Neonates were closely monitored for short term side effects of treatment which included: loose, greenish stools; hydration status: assessed as the difference in daily body weight after starting PT (5% body weight loss was considered as mild dehydration, 5-10% body weight loss was considered as moderate dehydration and more than 10% body weight loss was considered as severe dehydration); skin rashes and brownish discoloration of skin assessed by a dermatologist. Participant’s vital signs including temperature, respiratory rate, heart rate were monitored every 4 hours throughout phototherapy. Weight was checked daily.

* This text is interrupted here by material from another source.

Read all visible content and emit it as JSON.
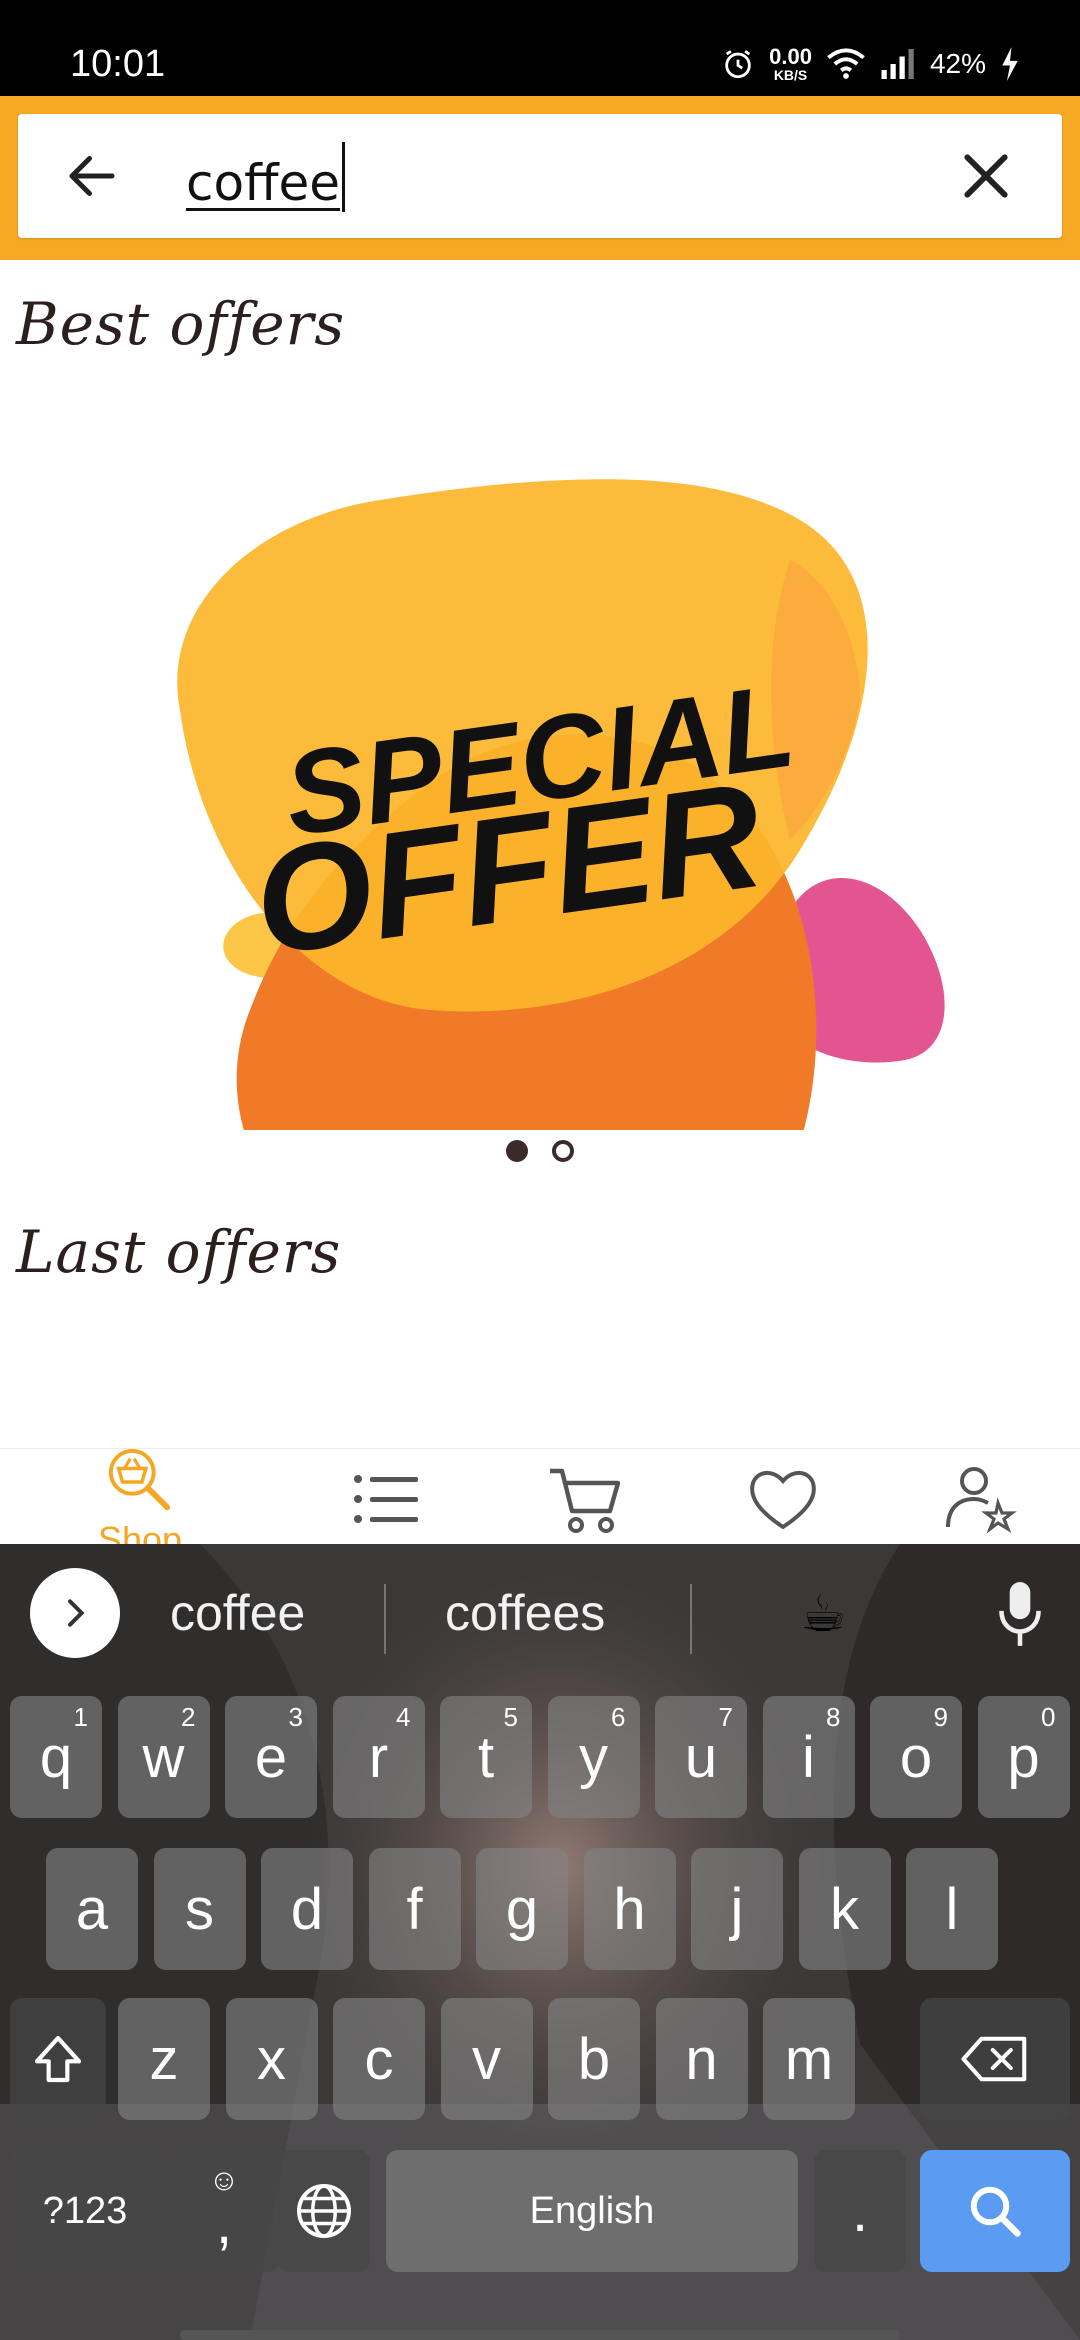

Feeds were calculated based on the daily kilocalories requirement for age. At enrollment, mothers were asked to express breast milk to quantify the milk production. When necessary, neonates were supplemented with infant formula milk to maintain the total daily feeds requirement. Neonates were fed every 3 hours in all PT groups. Those who were not maintaining adequate oral intake were supplemented with IV fluids to maintain the total daily fluid requirement, considering the postnatal age, and clinical and laboratory findings.
Research assistants recruited for the study were registered nurses working in the NCU. Research assistants enrolled the participants for the study. They were trained on how to randomize and assign participants to intervention. They were familiarized with the study protocol for PT, how to correctly place the PT unit, when to interrupt PT with clear documentation of duration of PT interruption, and measurement of the body weight & vital signs (axillary temperature, heart rate, respiratory rate). A pilot study was conducted to assess the feasibility of the fiberoptic PT unit and to familiarize the research assistants with the study.
Data analysis was done using Statistical Package for Social Sciences (SPSS) version 23. Mean and standard deviation was used for descriptive statistics. The data was analyzed with the independent t-test to compare means of bilirubin reduction rate (%/hr) and treatment duration between the treatment groups. Analysis of variance was used to compare the baseline and clinical characteristics between the three treatment groups. A p-value of ≦0.05 was regarded as statistically significant.